Bei den männlichen hingegen ist bei allen vergleichbaren Referenzen Bub (m), Junge (m) und Mann (m) eine Verdinglichung bzw. Diminuierung Bübchen, Jüngchen und Männchen möglich. Ein weiteres Beispiel eines äußerst eingeschränkten Kategoriewechsel zeigt sich bei Zwitter (m) in der Artikeldefintion. Abgesehen vom maskulinen Genus weist diese Definiton eine Gleichsetzung von Intersexuellen mit Tieren und Dingen auf, denn Zwitter ist weder exklusiv menschlich determiniert, noch lexikalisiert.
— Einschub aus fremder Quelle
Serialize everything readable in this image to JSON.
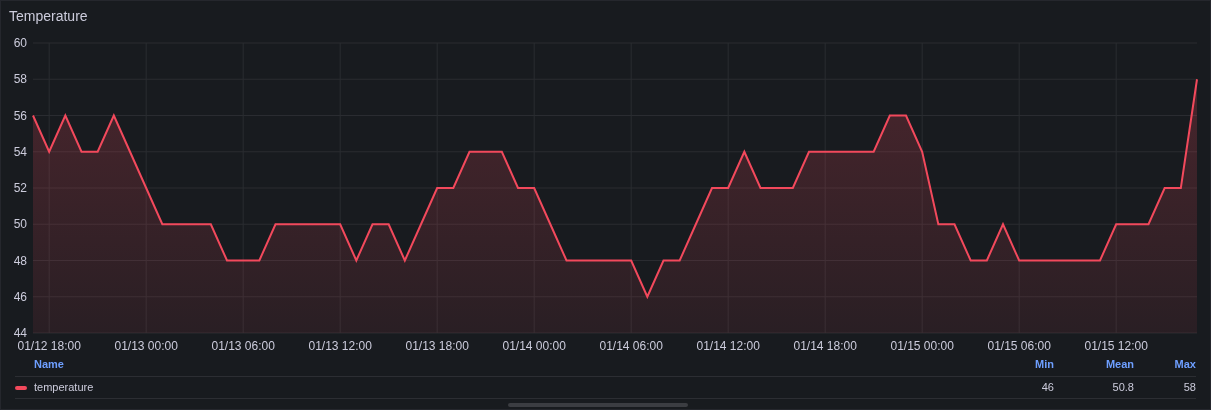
{
  "panel": {
    "title": "Temperature"
  },
  "chart_data": {
    "type": "area",
    "xlabel": null,
    "ylabel": null,
    "categories": [
      null,
      "01/12 18:00",
      null,
      null,
      null,
      null,
      null,
      "01/13 00:00",
      null,
      null,
      null,
      null,
      null,
      "01/13 06:00",
      null,
      null,
      null,
      null,
      null,
      "01/13 12:00",
      null,
      null,
      null,
      null,
      null,
      "01/13 18:00",
      null,
      null,
      null,
      null,
      null,
      "01/14 00:00",
      null,
      null,
      null,
      null,
      null,
      "01/14 06:00",
      null,
      null,
      null,
      null,
      null,
      "01/14 12:00",
      null,
      null,
      null,
      null,
      null,
      "01/14 18:00",
      null,
      null,
      null,
      null,
      null,
      "01/15 00:00",
      null,
      null,
      null,
      null,
      null,
      "01/15 06:00",
      null,
      null,
      null,
      null,
      null,
      "01/15 12:00",
      null,
      null,
      null,
      null,
      null
    ],
    "series": [
      {
        "name": "temperature",
        "color": "#f2495c",
        "values": [
          56,
          54,
          56,
          54,
          54,
          56,
          54,
          52,
          50,
          50,
          50,
          50,
          48,
          48,
          48,
          50,
          50,
          50,
          50,
          50,
          48,
          50,
          50,
          48,
          50,
          52,
          52,
          54,
          54,
          54,
          52,
          52,
          50,
          48,
          48,
          48,
          48,
          48,
          46,
          48,
          48,
          50,
          52,
          52,
          54,
          52,
          52,
          52,
          54,
          54,
          54,
          54,
          54,
          56,
          56,
          54,
          50,
          50,
          48,
          48,
          50,
          48,
          48,
          48,
          48,
          48,
          48,
          50,
          50,
          50,
          52,
          52,
          58
        ]
      }
    ],
    "ylim": [
      44,
      60
    ],
    "grid": true,
    "yticks": [
      44,
      46,
      48,
      50,
      52,
      54,
      56,
      58,
      60
    ]
  },
  "legend": {
    "columns": [
      "Name",
      "Min",
      "Mean",
      "Max"
    ],
    "rows": [
      {
        "min": "46",
        "mean": "50.8",
        "max": "58"
      }
    ]
  }
}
In diesem Zusammenhang stellen sich dann folgende Fragen: Ist diese Einschränkung beim Wechsel von einer Kategorie in eine andere für bestimmte Personenreferenzen aufgrund ihres Geschlechts oder ihrer sexuellen Orientierung tatsächlich regelhaft? Ist dieser Kategoriewechsel vom menschlichen Lebewesen zum Ding, zum Tier oder zum Göttlichen tatsächlich nur dem Heteromännlichen vorbehalten?